Saturday, July 26, 2014

Arno Camenisch's "The Alp": Book Review

Four characters, identified only by their occupations, spend the Swiss summer working, drinking, brooding, and sleeping. Around them, as things fall apart, tourist gawk, soldiers train, and what passes for progress looms. That sums up this very short novel, a series of vignettes translated from Swiss-German and the lesser known language of Rhaeto-Romanic, itself an amalgamation of ancient bits of pre-Roman contact tongues, as well as what thousands of years have created where Teutonic and Italian varieties meet, where the Alps isolate a few to carry on today.

These few, in Arno Camenisch's spare telling, create their own hierarchy. Beckett might have conjured up such a quartet, and the Irish-born, Scots-raised translator Donal McLaughlin conveys the low-key happenings in suitably stringent, spare, sour prose. Neither Camenisch nor McLaughlin appear to pander to crowd pleasing, and they favor a detached if exacting take on this setting.

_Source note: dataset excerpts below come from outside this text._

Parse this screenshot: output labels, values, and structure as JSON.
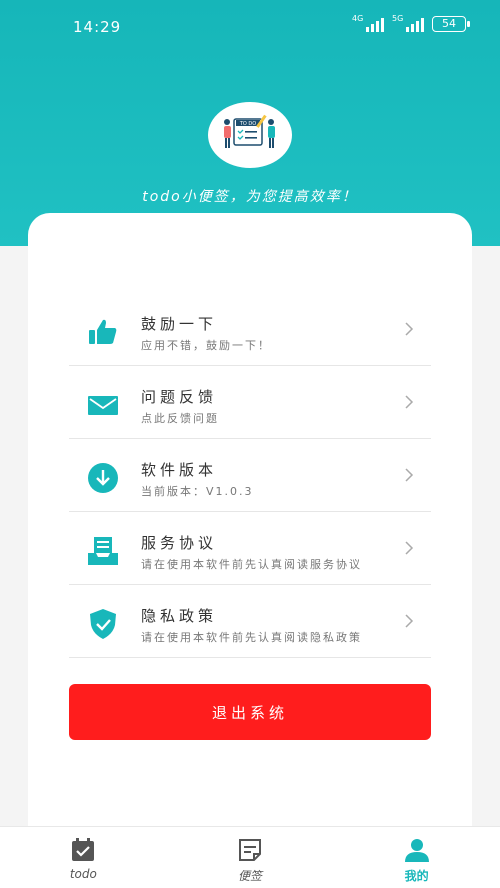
{
  "status_bar": {
    "time": "14:29",
    "net1": "4G",
    "net2": "5G",
    "battery": "54"
  },
  "header": {
    "slogan": "todo小便签，为您提高效率！"
  },
  "menu": [
    {
      "title": "鼓励一下",
      "subtitle": "应用不错，鼓励一下！",
      "icon": "thumbs-up-icon"
    },
    {
      "title": "问题反馈",
      "subtitle": "点此反馈问题",
      "icon": "mail-icon"
    },
    {
      "title": "软件版本",
      "subtitle": "当前版本：V1.0.3",
      "icon": "download-icon"
    },
    {
      "title": "服务协议",
      "subtitle": "请在使用本软件前先认真阅读服务协议",
      "icon": "document-tray-icon"
    },
    {
      "title": "隐私政策",
      "subtitle": "请在使用本软件前先认真阅读隐私政策",
      "icon": "shield-check-icon"
    }
  ],
  "logout_label": "退出系统",
  "tabs": [
    {
      "label": "todo",
      "icon": "calendar-check-icon",
      "active": false
    },
    {
      "label": "便签",
      "icon": "note-icon",
      "active": false
    },
    {
      "label": "我的",
      "icon": "user-icon",
      "active": true
    }
  ],
  "colors": {
    "accent": "#18b7ba",
    "logout": "#ff1d1d"
  }
}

This combination of detail and distance creates a hermetic feel within stoic scenes. People, others with proper names, come and go, but these tend to remain rather sketchy, glimpsed rather than known more deeply. This stance reflects the attitude of the four main characters, who must remain at the foot of Sez Ner, the original title of this novella. Translating this into a more generic Alp, McLaughlin may have lost the specificity a Swiss reader would bring to this place, but he keeps its resonance for a wider audience, likely far less familiar with humdrum reality than the romance this setting suggests.

Among the anonymous or symbolic protagonists, the dairyman, who guards his cheese wheels like "ingots" in his home, in a bottom drawer, dominates. The farmhand takes refuge in a book which appeals to Catholic sentiment, welcoming manners towards visitors, and local pride. The swineherd makes an excursion to a Stone Man cairn but his motive and his action there remain mysterious. The cowherd puts him, like a Beckett figure, with a lot of bother, and calls his hapless dog "the dope".

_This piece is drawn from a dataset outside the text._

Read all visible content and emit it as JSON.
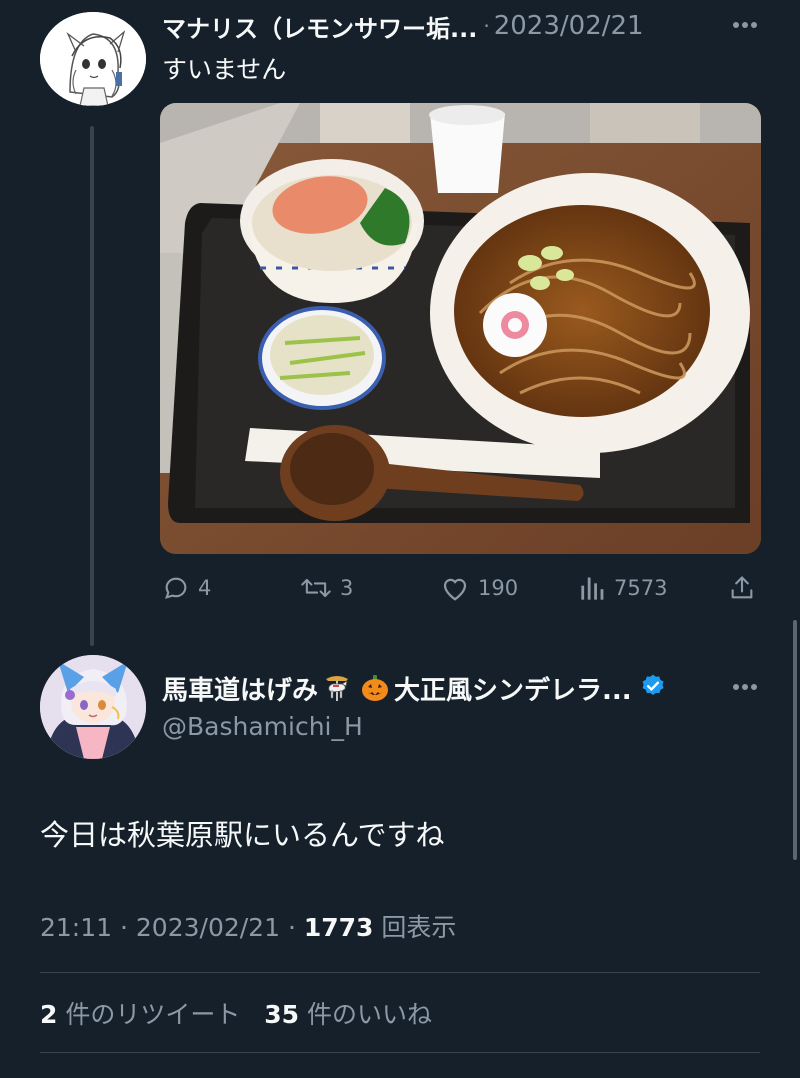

What saves this from tedium or insignificance, over about seventy-five pages, is the manner Camenisch chooses to relate the everyday lives these men lead. Rather than chapters, the book divides into paragraphs. No breaks or editorial framework are given, so the reader plunges into the situation as it is. As McLaughlin renders the Swiss-German and I assume from the italicized fragments untranslated the Surselva dialect of Romansh itself, in all its half-understood orthographic and linguistic novelty for English-speaking readers, the impact is muted, yet sustained, by the tone.

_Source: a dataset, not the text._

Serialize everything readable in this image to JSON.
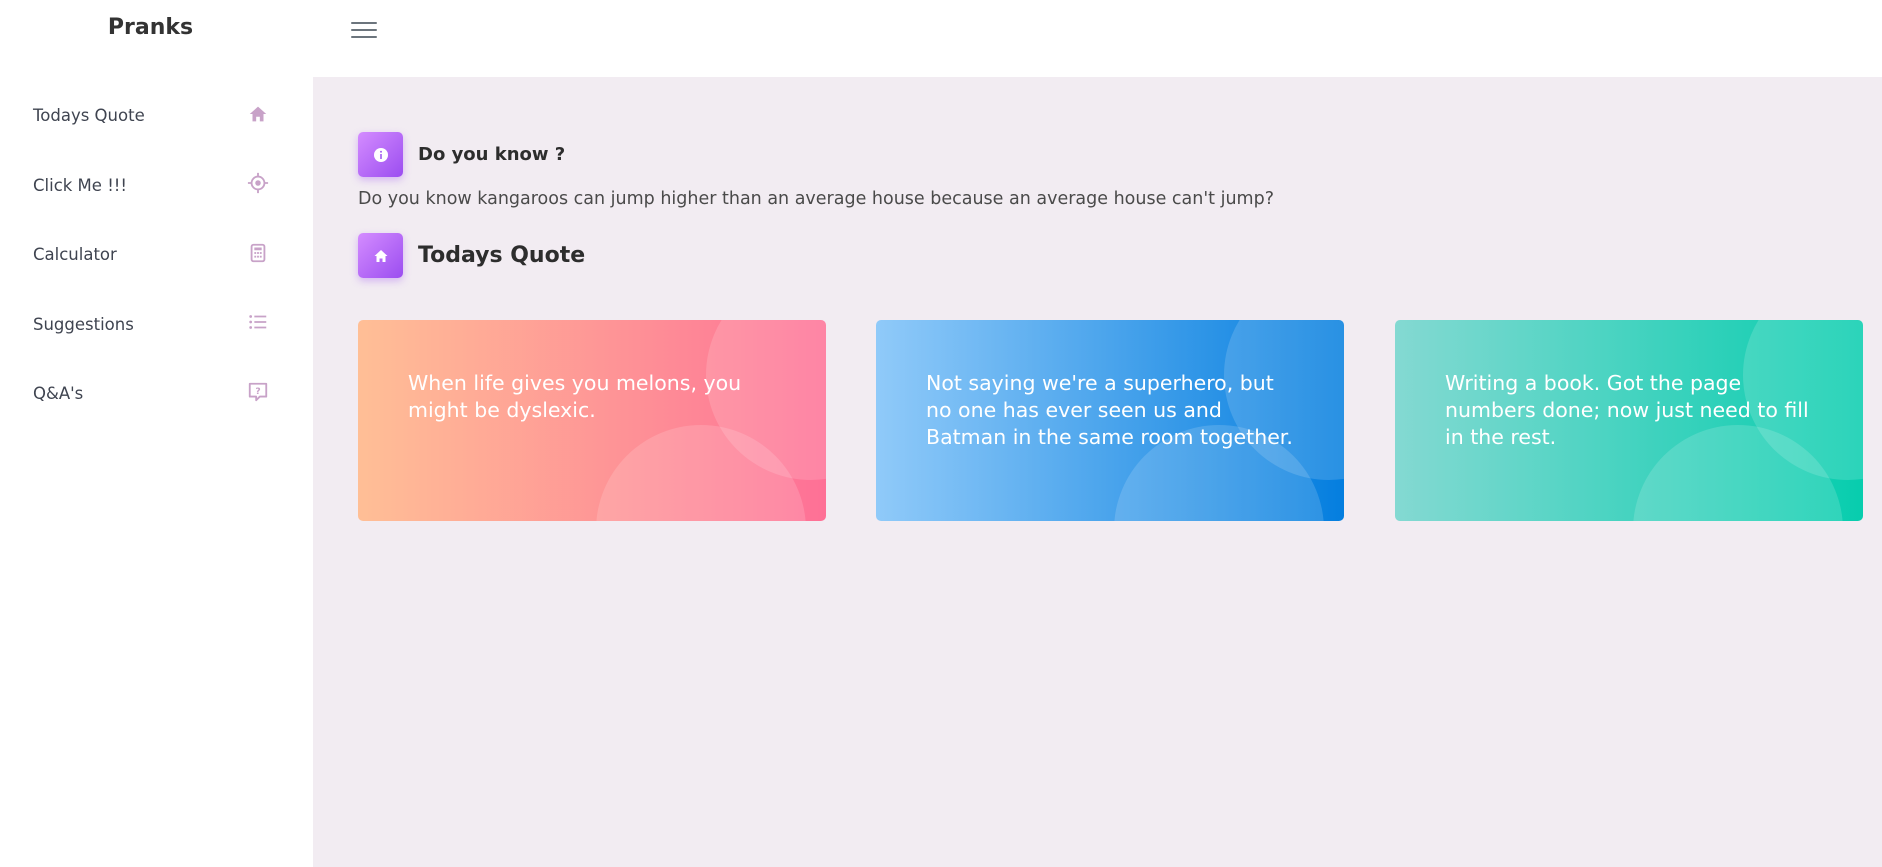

Many paragraphs could bloom into their own tales, but they are cut off or reduced to essentials. A cinematic precision stages what we are allowed to see. For instance, here is a paragraph in full:

"With their high-gloss leaflets in their hands, the day-trippers are standing around the cheese kettle, beside the tourist guide from tourist information, who is holding a red flag with a white cross. The dairyman, with a dripping skimmer in his right hand, welcomes them and explains things. The cameras flash and the guide nods as if he knows all this already and a lot more besides. The flock of guests, bunched close together, marvel at the demonstration, not realizing that outside, beneath the steamed-up windows, their rucksacks are being ransacked by the herders."

It's a hard luck life, and the road which cuts down the firs by its construction, the golf course mooted for a slope, the giant phone which although it does not work well, signals change: these markers point ahead from this novel's vague setting. It could be anytime in the past fifty years, in such remoteness.

What endures, Camenisch suggests rather than emphasizes, are the harsh lessons people in these realms have learned to their gain or loss. "Morality is a frost, says Luis. And frost arrives early here, and stops late. The first frost burns any green shoots/ It clears the hillside. What remains has always been there. You can depend on frost." The ambiguity of that final line sums up this 2009 novella well, the first in a alpine trilogy to be released in McLaughlin's translations by Dalkey Archive Press.